Resenha do livro A
Casa da Água de Antonio Olinto
Carolina Maria Costa Bernardo
Escrita em 04 de Novembro de 2013
A Casa da Água narra 70 anos do cotidiano de seis
gerações de uma família negra no contexto de África-Brasil-África entre os anos
de 1898 e 1968. O livro apresenta uma cronologia dos personagens, uma nota
editorial sobre o autor e outra sobre a obra, por Adonias Filho. Está dividido
em quatro partes: 1) A viagem, 2) O marido, 3) A casa da Água e 4) O grande
chefe. São 369 páginas de intensas descrições, poucos diálogos, longas orações
na 3ª pessoa de um narrador que conhece interiormente os pensamentos de nossas
personagens femininas e compartilha de forma generosa, envolvente e
desafiadora. Os longos períodos descritivos pesam nas páginas iniciais, mas
logo que nos familiarizamos com as personagens, ganhamos fôlego para inspirar e
expirar as vidas ali apresentadas.
Olinto utiliza o Oriki como recurso estilístico na
voz de Mariana: “Ó marido de membro
quente que me faz gozar tanto. (...) Ó água que chegas para todos nós, que
sejas sempre abundante e tragas felicidades para a dona do poço”. Não há uma
atenção especial às descrições dos aspectos físicos das personagens. Não se
percebe o uso de adjetivos que exaltem a beleza dos personagens, apenas com
Emilia e Fadori este recurso é utilizado. A atenção e dada aos costumes, as
memórias, ao cotidiano, as emoções, ao movimento. As reflexões de Mariana
revelam que na África ela não percebe que beleza seja atributo tão valorizado
com no Brasil.
Uma surpresa ao ler a Nota Editorial sobre o autor,
depois do encantamento por tão célebre carreira, foi descobrir ao pesquisar no
Google, que Antonio Olinto não era negro. A imagem criada durante a leitura da
biografia, não foi correspondida ao ver algumas fotos daquele premiado pela
obra “centrada na epopeia de uma família de negros brasileiros” que decidem
voltar a África e conhecido por discutir a questão racial negra em várias
cidades dos Estados Unidos, Londres, Lagos. Confesso uma sutil frustração (ou
seria preconceito) com esta descoberta. As expectativas criadas antecipadamente
sobre o pioneiro da ficção cientifica no Brasil que interpretou com maestria o
cotidiano de uma família negra que retorna a áfrica foram de um homem negro.

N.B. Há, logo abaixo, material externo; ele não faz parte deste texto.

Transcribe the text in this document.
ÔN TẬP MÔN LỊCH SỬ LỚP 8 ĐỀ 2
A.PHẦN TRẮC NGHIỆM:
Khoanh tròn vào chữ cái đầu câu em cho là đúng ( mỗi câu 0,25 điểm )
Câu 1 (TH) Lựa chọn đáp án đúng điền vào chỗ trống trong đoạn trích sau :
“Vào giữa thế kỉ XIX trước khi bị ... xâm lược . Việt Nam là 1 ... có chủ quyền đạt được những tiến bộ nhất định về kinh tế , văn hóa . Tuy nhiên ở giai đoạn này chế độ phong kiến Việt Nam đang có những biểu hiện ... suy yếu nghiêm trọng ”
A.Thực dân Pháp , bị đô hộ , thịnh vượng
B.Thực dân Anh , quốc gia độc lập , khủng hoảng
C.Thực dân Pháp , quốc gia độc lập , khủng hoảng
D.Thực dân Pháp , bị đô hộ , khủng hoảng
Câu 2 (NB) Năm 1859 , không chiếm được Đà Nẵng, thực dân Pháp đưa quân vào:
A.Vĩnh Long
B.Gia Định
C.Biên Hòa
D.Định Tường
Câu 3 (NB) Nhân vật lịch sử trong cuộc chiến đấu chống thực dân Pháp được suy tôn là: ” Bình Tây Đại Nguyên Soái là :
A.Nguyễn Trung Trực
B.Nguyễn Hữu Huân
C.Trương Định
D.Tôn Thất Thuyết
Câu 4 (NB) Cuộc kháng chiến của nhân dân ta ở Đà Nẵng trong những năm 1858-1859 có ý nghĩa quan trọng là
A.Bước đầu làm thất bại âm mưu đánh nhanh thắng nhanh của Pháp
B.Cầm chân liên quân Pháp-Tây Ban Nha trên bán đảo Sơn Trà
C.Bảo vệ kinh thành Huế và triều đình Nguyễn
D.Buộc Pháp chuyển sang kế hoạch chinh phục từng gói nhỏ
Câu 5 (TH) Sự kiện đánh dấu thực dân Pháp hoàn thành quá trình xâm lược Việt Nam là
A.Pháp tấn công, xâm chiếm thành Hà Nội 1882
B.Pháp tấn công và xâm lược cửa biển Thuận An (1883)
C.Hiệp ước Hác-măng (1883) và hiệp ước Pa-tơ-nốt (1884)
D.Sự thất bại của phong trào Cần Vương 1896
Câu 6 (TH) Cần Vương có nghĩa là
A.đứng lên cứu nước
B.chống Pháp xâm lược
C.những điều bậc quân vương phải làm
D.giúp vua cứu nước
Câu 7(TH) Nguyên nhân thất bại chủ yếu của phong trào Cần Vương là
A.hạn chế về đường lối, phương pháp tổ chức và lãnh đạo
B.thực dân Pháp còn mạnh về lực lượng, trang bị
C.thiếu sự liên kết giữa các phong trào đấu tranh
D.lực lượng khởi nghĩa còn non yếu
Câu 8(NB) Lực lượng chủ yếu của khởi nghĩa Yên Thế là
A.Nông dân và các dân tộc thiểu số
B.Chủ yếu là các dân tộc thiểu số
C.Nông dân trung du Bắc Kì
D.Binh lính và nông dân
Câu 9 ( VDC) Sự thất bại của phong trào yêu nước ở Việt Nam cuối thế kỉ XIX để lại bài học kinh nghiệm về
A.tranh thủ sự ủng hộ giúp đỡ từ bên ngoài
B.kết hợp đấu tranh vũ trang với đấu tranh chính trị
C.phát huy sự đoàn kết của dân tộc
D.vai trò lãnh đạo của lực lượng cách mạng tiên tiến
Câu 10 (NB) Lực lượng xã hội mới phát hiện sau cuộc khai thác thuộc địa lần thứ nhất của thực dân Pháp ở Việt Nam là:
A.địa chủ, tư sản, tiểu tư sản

Feita a primeira pesquisa e confirmando a cor que em
nenhum momento é citada em nota editorial (se fosse negro, provavelmente, o
atributo da cor antecedesse os predicados: crítico erário, jornalista, poeta, professor
universitário), segui com a leitura, não menos atenta, nem menos interessada.
Contudo, curiosa: pode um homem branco conhecer a alma do negro africano, do
negro brasileiro, e do negro brasileiro que volta para a África? Seria ele
diferente de Gilberto Freyre? Possivelmente, já que as indicações da obra
vieram de intelectuais negros que a apontam como excelente interprete.
A obra, publicada em 1969, traz aspectos da vida do
autor: Zora, a esposa é citada como uma jornalista que entrevista o jovem
Fadore; Piau, a cidade natal de sua mãe. Minas Gerais, Rio de Janeiro, Lagos,
Londres, são lugares por onde Antônio Olinto viveu. Traz também fatos
históricos e contextos distintos da história do Brasil, da Nigéria, Togo, Benin
e do mundo. Muitas cidades reais, outras fictícias. Muitos personagens citados
são reais na história o que nos faz indagar sobre quais os limites entre a
ficção e os fatos reais. Existiu Mariana? Existiu Catarina? Existiu o navio
Esperança? Existiram as cartas? Existiu a casa da água. Existiu Sebastian
Silva?
Em outra pesquisa descubro que Sebastian Silva foi
inspirado no personagem histórico Sylvanus Olympio, presidente do Togo, que era
descendente de brasileiros e que foi assassinado. Mas para outros personagens,
se existiram ou não, a obra nos remete a uma realidade cultura e social muito
próxima do que existiu na Bahia e na Nigéria do final do século XIX até meados
do século XX.
Foram alguns dias de intimidade com Mariana,
personagem de destaque entre os quase 100, e as relações que se estabeleceram
em torno dela nos territórios geográficos - e subjetivos – de lugar, de
identidade, de cultura e de gênero, nos permitindo acompanhar os estágios de
algumas vidas, entre o nascimento e a morte. Nos dias de leitura, sonhei com
Mariana como se eu fosse ela, e outras vezes, como se ela fosse qualquer mulher
de um passado histórico da qual pertenço. A obra nos faz refletir sobre muitas
questões que constituíram as sociedades onde houve a colonização européia e a
escravização do negro, e para além disso, nos aproxima intimamente do universo –
negra – feminino e das questões identitárias do ser afrodescendente.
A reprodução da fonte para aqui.